Dans un temps vieilli, lorsque l’homme courbé ne sait plus puiser nourriture, plus aigu, sachant mieux faire converger ses forces, est appelé. Dressé, vivant exclusivement de sa propre graine broyée, un poète alors surgit. Jeunesse est retrouvée à l’Eurêka, à l’arrivée, entre centre et absence, dans le nid de bulles.
Mise à feu des résidus des expériences antérieures, l’œuvre d’Henri Michaux est du même coup mise au jour d’une expérience sans fin ni commencement. Fleur-immédiateté sa poésie. Et seule la limpidité du regard immergé en soi lui donne cet éclat, cet inaccoutumé. Limpidité d’Henri Michaux. Mais d’où vient aussi que chacune de ses phrases, voilée, contenue, portée un instant en lui avant d’être criée, comme frappée en même temps sur un tambour d’accompagnement, répercutée ailleurs, réveille l’écho sans cesse interrompu d’un chant insistant. Poème ininterrompu, à cette paix profonde, toujours présente, jamais trouvée, à elle-même obstacle, Henri Michaux mille fois brisé.
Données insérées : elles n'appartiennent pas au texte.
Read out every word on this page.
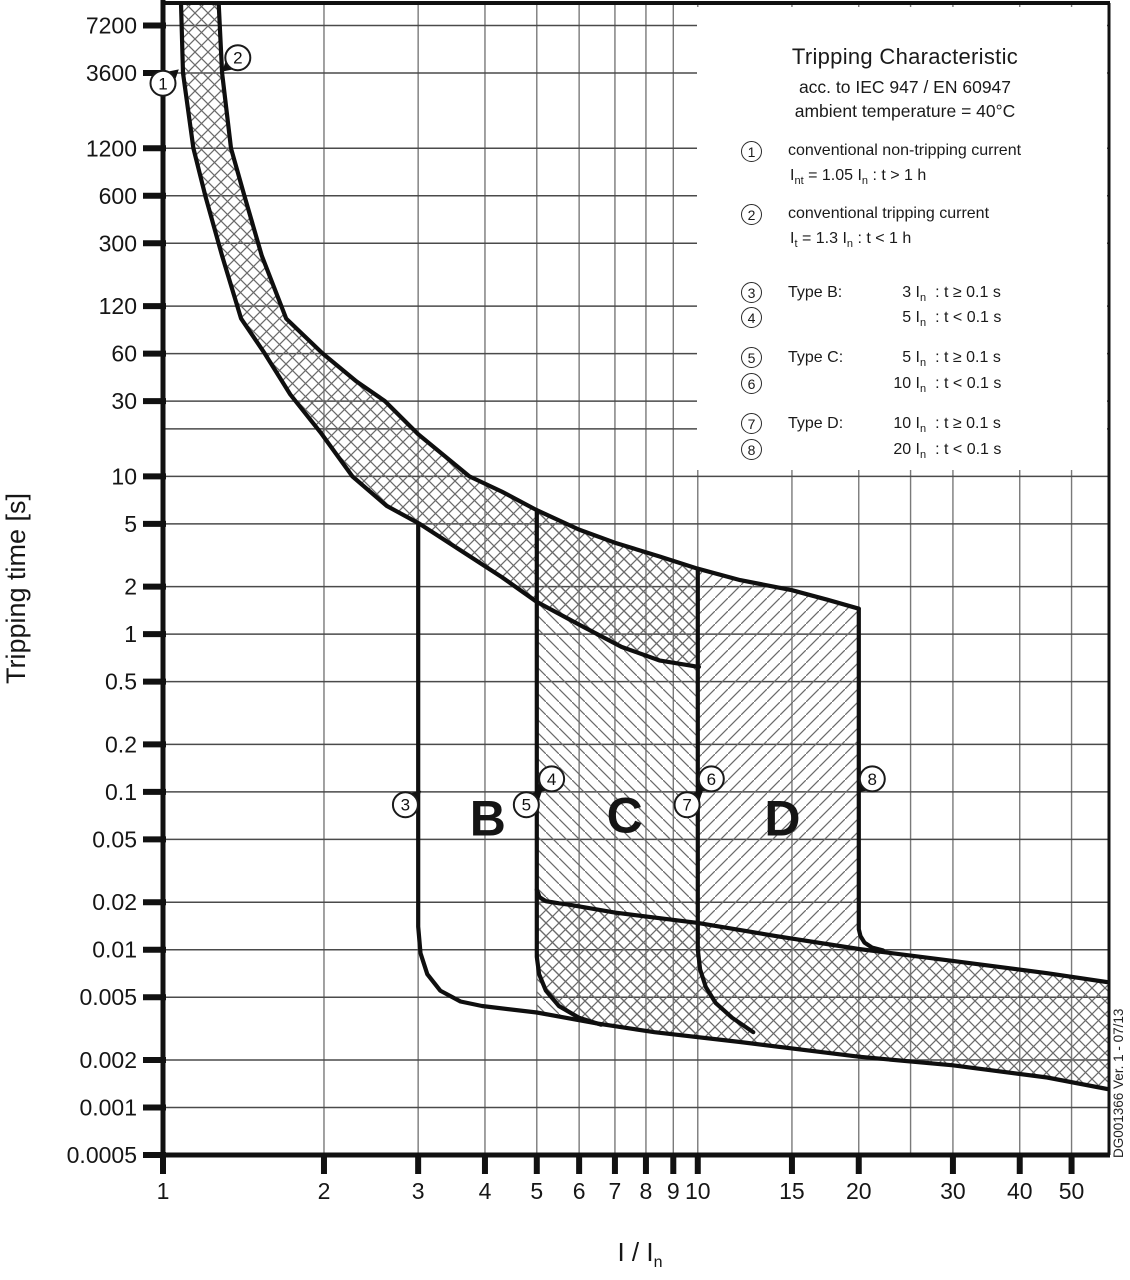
7200
3600
1200
600
300
120
60
30
10
5
2
1
0.5
0.2
0.1
0.05
0.02
0.01
0.005
0.002
0.001
0.0005
1	2	3 4 5 6 7 8 9 10	15 20	30 40 50
B C D
1
2
3
4
5
6
7
8
Tripping Characteristic
acc. to IEC 947 / EN 60947
ambient temperature = 40°C
1	conventional non-tripping current
$I_{nt} = 1.05$ $I_n$ : t > 1 h
2	conventional tripping current
$I_t = 1.3$ $I_n$ : t < 1 h
3
4
Type B:	3 $I_n$ : t ≥ 0.1 s
5 $I_n$ : t < 0.1 s
5
6
Type C:	5 $I_n$ : t ≥ 0.1 s
10 $I_n$ : t < 0.1 s
7
8
Type D:	10 $I_n$ : t ≥ 0.1 s
20 $I_n$ : t < 0.1 s
Tripping time [s]
I / $I_n$
DG001366 Ver. 1 - 07/13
Mounir Hafez, Cahiers de l’Herne, Henri Michaux – 1966
* Modernité n’est pas nécessairement dans les temps modernes. Modernité se dissipe et se reconstitue librement, se pose n’importe où. Il y a modernité dans la bataille de Marignan (mais pas dans la prise de Constantinople), modernité est tout de suite reconnaissable, indiscutable. Cadence à danser. Battement à l’unisson dans les profondeurs qui brusquement fait surface. Sorte d’insolence, vérité. Façon de se poser en face de soi-même, en face des choses. En art, en politique, dans la rue, il y a modernité, dans certaine épaule de jeune fille, dans le sourire de Bouddha il y a modernité. Henri Michaux est inséparable de modernité. En Michaux comme dans la modernité quelque chose se rassemble un instant et cristallise pour prendre la lumière avant de redevenir eau.